Military Kids Change School Up to 9 Times. So Let’s Make It Easier.

By the time most military children complete secondary school, they will have switched schools up to nine times. These frequent changes between schools of strikingly varying quality trouble military children both socially and academically. Though Congress has written legislation that would ease transitions for military children and add flexibility to their parents’ choices for education, the bill, the Education Savings Accounts for Military Families Act of 2019, has sat in committee since March.

Another bill, the CHOICE Act, sponsored by Senator Tim Scott, Republican of South Carolina, is also stalled in committee. In terms of scope, the CHOICE Act is targeted and smaller. It would authorize $10 million per year, rather than the ESA Act’s $1.2 billion per year.
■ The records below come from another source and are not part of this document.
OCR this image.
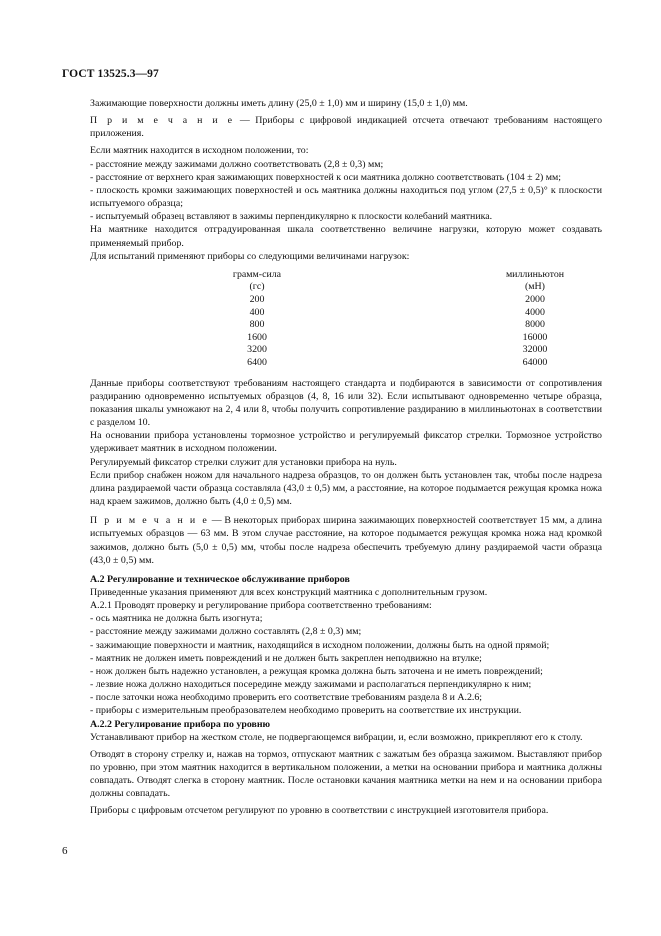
ГОСТ 13525.3—97

Зажимающие поверхности должны иметь длину (25,0 ± 1,0) мм и ширину (15,0 ± 1,0) мм.

П р и м е ч а н и е — Приборы с цифровой индикацией отсчета отвечают требованиям настоящего приложения.

Если маятник находится в исходном положении, то:

- расстояние между зажимами должно соответствовать (2,8 ± 0,3) мм;

- расстояние от верхнего края зажимающих поверхностей к оси маятника должно соответствовать (104 ± 2) мм;

- плоскость кромки зажимающих поверхностей и ось маятника должны находиться под углом (27,5 ± 0,5)° к плоскости испытуемого образца;

- испытуемый образец вставляют в зажимы перпендикулярно к плоскости колебаний маятника.

На маятнике находится отградуированная шкала соответственно величине нагрузки, которую может создавать применяемый прибор.

Для испытаний применяют приборы со следующими величинами нагрузок:

грамм-сила
(гс)
200
400
800
1600
3200
6400
миллиньютон
(мН)
2000
4000
8000
16000
32000
64000

Данные приборы соответствуют требованиям настоящего стандарта и подбираются в зависимости от сопротивления раздиранию одновременно испытуемых образцов (4, 8, 16 или 32). Если испытывают одновременно четыре образца, показания шкалы умножают на 2, 4 или 8, чтобы получить сопротивление раздиранию в миллиньютонах в соответствии с разделом 10.

На основании прибора установлены тормозное устройство и регулируемый фиксатор стрелки. Тормозное устройство удерживает маятник в исходном положении.

Регулируемый фиксатор стрелки служит для установки прибора на нуль.

Если прибор снабжен ножом для начального надреза образцов, то он должен быть установлен так, чтобы после надреза длина раздираемой части образца составляла (43,0 ± 0,5) мм, а расстояние, на которое подымается режущая кромка ножа над краем зажимов, должно быть (4,0 ± 0,5) мм.

П р и м е ч а н и е — В некоторых приборах ширина зажимающих поверхностей соответствует 15 мм, а длина испытуемых образцов — 63 мм. В этом случае расстояние, на которое подымается режущая кромка ножа над кромкой зажимов, должно быть (5,0 ± 0,5) мм, чтобы после надреза обеспечить требуемую длину раздираемой части образца (43,0 ± 0,5) мм.

А.2 Регулирование и техническое обслуживание приборов

Приведенные указания применяют для всех конструкций маятника с дополнительным грузом.

А.2.1 Проводят проверку и регулирование прибора соответственно требованиям:

- ось маятника не должна быть изогнута;

- расстояние между зажимами должно составлять (2,8 ± 0,3) мм;

- зажимающие поверхности и маятник, находящийся в исходном положении, должны быть на одной прямой;

- маятник не должен иметь повреждений и не должен быть закреплен неподвижно на втулке;

- нож должен быть надежно установлен, а режущая кромка должна быть заточена и не иметь повреждений;

- лезвие ножа должно находиться посередине между зажимами и располагаться перпендикулярно к ним;

- после заточки ножа необходимо проверить его соответствие требованиям раздела 8 и А.2.6;

- приборы с измерительным преобразователем необходимо проверить на соответствие их инструкции.

А.2.2 Регулирование прибора по уровню

Устанавливают прибор на жестком столе, не подвергающемся вибрации, и, если возможно, прикрепляют его к столу.

Отводят в сторону стрелку и, нажав на тормоз, отпускают маятник с зажатым без образца зажимом. Выставляют прибор по уровню, при этом маятник находится в вертикальном положении, а метки на основании прибора и маятника должны совпадать. Отводят слегка в сторону маятник. После остановки качания маятника метки на нем и на основании прибора должны совпадать.

Приборы с цифровым отсчетом регулируют по уровню в соответствии с инструкцией изготовителя прибора.

6
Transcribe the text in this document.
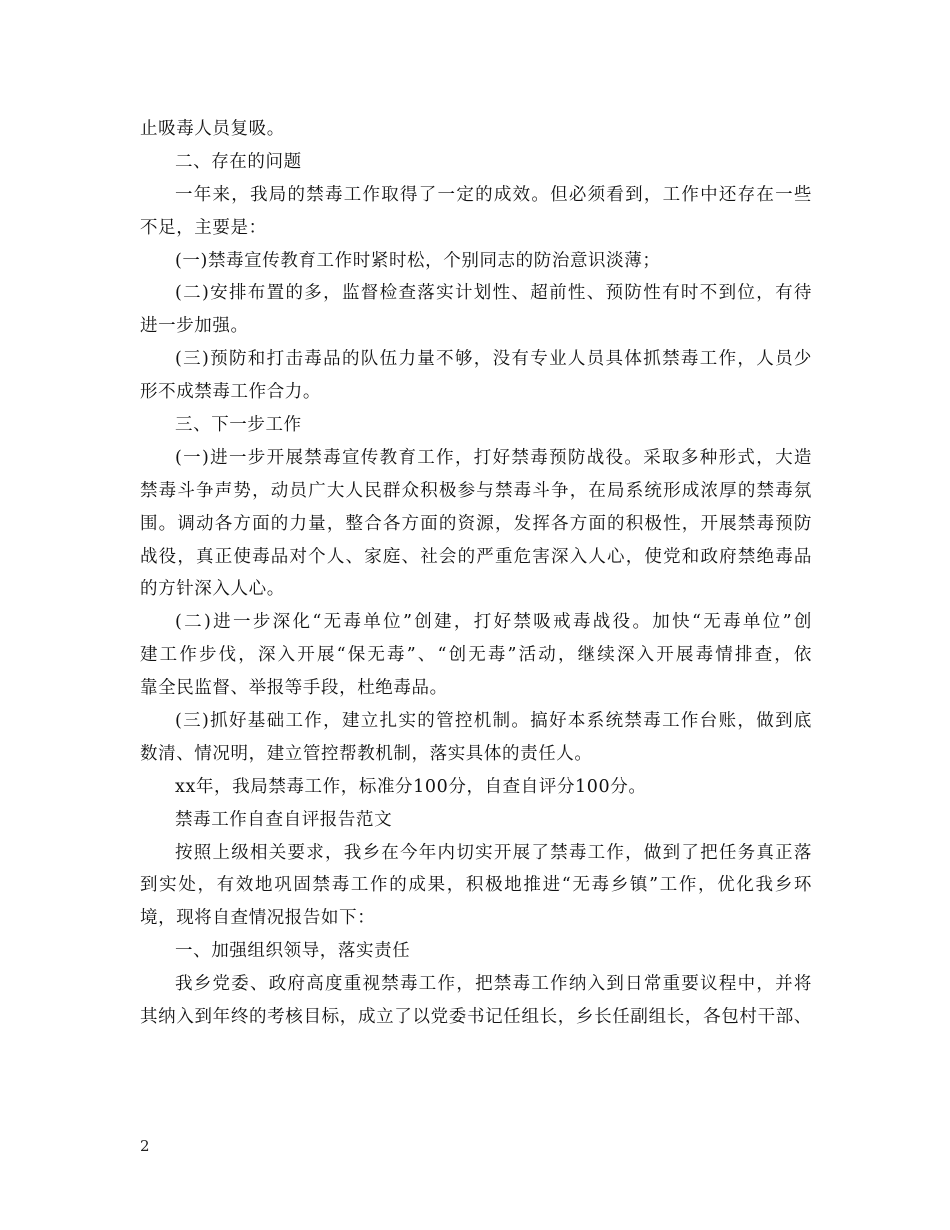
止吸毒人员复吸。
二、存在的问题
一年来，我局的禁毒工作取得了一定的成效。但必须看到，工作中还存在一些
不足，主要是：
(一)禁毒宣传教育工作时紧时松，个别同志的防治意识淡薄；
(二)安排布置的多，监督检查落实计划性、超前性、预防性有时不到位，有待
进一步加强。
(三)预防和打击毒品的队伍力量不够，没有专业人员具体抓禁毒工作，人员少
形不成禁毒工作合力。
三、下一步工作
(一)进一步开展禁毒宣传教育工作，打好禁毒预防战役。采取多种形式，大造
禁毒斗争声势，动员广大人民群众积极参与禁毒斗争，在局系统形成浓厚的禁毒氛
围。调动各方面的力量，整合各方面的资源，发挥各方面的积极性，开展禁毒预防
战役，真正使毒品对个人、家庭、社会的严重危害深入人心，使党和政府禁绝毒品
的方针深入人心。
(二)进一步深化“无毒单位”创建，打好禁吸戒毒战役。加快“无毒单位”创
建工作步伐，深入开展“保无毒”、“创无毒”活动，继续深入开展毒情排查，依
靠全民监督、举报等手段，杜绝毒品。
(三)抓好基础工作，建立扎实的管控机制。搞好本系统禁毒工作台账，做到底
数清、情况明，建立管控帮教机制，落实具体的责任人。
xx年，我局禁毒工作，标准分100分，自查自评分100分。
禁毒工作自查自评报告范文
按照上级相关要求，我乡在今年内切实开展了禁毒工作，做到了把任务真正落
到实处，有效地巩固禁毒工作的成果，积极地推进“无毒乡镇”工作，优化我乡环
境，现将自查情况报告如下：
一、加强组织领导，落实责任
我乡党委、政府高度重视禁毒工作，把禁毒工作纳入到日常重要议程中，并将
其纳入到年终的考核目标，成立了以党委书记任组长，乡长任副组长，各包村干部、
2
Though both bills are funded through the Department of Education, if the CHOICE Act advances through the legislative process, it would most likely be attached to the annual defense budget.

The stakes are high. Education Savings Accounts or a similar voucher system could help over 528,000 children — active-duty service members’ kids who often have to play catch-up as they hop from school district to school district because of their parents’ assignments.

Admittedly, fighting for legislation to help the children of active-duty service members doesn’t make for headline-grabbing news. But as the mother of four, married to an Army officer in his 25th year of service, I know that proposed legislation, such as the Educational Savings Account Act or the CHOICE Act, would bring needed flexibility to many military families.